Netflix CEO and founder Reed Hastings put everything back in perspective in his session with Mike Fries, when he said that just ten years ago “we were concerned about our DVDs not breaking in the postal sorting system.”
Hastings had a busy week launching the service in six new countries in Europe. This Friday, Netflix is launching in Belgium and Luxembourg following launches in Germany, France, Austria and Switzerland.
Launching in other countries is a big task for Netflix, “For most internet companies you just open up and are available worldwide. You don’t have to think country by country.We are different, we need to get content territory by territory.”
Reed was not ready to name future expansion plans, “we are looking at southern Europe and central and eastern Europe, but we haven’t reached a decision. We are not sure.”
The company is heavily investing in content and the business plan call for a period of three to five years before break-even. “That is in our excel sheets and it can of course vary by country. That’s what we judge success by.”
Looking at the future, Hastings said he believes 4K is “the first format that is internet centric. You don’t need tore-allocate spectrum, but content will just come to the homes that want it, so internet offers a much greater and faster upgrade cycle.
“And 4k is just the beginning of new upgrades, next will be a higher dynamic range and we can have more rapid format upgrades.”
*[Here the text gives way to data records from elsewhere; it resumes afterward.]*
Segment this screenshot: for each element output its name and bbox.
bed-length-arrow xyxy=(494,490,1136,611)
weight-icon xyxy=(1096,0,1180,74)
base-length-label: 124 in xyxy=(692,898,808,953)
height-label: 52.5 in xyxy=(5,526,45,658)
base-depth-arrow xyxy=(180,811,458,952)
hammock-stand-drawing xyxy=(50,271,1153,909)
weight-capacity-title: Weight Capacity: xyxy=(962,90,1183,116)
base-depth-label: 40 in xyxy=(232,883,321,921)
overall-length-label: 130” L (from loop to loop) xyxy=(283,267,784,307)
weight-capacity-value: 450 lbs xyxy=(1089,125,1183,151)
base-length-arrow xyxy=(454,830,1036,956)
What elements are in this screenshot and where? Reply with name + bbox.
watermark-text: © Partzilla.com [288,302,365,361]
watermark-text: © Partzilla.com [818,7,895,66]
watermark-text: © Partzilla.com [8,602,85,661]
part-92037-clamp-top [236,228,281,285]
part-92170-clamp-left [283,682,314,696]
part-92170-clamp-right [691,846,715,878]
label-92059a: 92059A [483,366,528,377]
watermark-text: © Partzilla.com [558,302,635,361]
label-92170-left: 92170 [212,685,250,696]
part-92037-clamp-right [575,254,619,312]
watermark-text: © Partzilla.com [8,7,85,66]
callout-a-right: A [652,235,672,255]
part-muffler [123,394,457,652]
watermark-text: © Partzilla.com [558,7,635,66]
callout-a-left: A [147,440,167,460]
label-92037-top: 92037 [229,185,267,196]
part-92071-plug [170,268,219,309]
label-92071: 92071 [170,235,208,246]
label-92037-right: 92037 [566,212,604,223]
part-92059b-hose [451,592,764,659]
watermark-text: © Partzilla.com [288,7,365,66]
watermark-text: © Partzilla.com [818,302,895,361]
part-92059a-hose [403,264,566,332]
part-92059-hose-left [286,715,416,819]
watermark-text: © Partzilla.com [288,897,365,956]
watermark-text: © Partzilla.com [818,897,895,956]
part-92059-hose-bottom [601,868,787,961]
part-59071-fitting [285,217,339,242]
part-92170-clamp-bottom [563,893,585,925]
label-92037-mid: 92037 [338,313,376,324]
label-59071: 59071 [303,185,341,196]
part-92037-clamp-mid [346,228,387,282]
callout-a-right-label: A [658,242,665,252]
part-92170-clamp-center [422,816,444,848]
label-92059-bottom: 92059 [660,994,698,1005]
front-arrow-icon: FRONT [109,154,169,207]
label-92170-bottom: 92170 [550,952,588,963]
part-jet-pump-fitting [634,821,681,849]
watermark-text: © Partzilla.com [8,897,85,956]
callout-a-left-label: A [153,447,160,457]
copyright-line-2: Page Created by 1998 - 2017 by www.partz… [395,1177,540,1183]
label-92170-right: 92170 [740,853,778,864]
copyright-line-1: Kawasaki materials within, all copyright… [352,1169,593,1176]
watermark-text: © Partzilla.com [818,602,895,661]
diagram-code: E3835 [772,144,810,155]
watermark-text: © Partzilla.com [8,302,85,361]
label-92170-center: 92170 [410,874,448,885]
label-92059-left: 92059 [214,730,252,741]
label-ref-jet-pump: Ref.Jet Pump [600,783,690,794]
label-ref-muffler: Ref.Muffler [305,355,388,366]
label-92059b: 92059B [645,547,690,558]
As a plus for ISPs, “we can help sell them one Gigabit packages.” Reed said Netflix is actively talking to manufacturers such as Sony and Samsung, as they are in the process of finding out “what smart TV is.”
Mike Fries, CEO and president of Liberty Global, said Netflix is great for everybody, but that it taught the company that its own “app needs to be better.” In the UK, where Netflix is available on Liberty Global’s Virgin Media, half a million homes downloaded the Netflix app on their TiVo box.
Should Netflix pay for guaranteed access to ISPs? “We are not using anything,” said Hastings, “Consumers are choosing Netflix. But we will pay 10% of your broadband costs of you pay us back 10% of your broadband income.”
Fries countered that things get trickier if the entire customer base of 100% would pay for a service that 35% use. “It will be a challenge to get a settlement as we don’t see a market rate for this.”
For the moment, the two seem to remain ‘best of frenemies’, or as Fries out it “We compete with so many ISPs we couldn’t afford to play tricks with Netflix.”
Reed named Netflix “just one more supplemental entertainment expense.” In the US the portal has 35 million ‘member’. which is about one third of the 100 million cable and satellite DTH subscribers.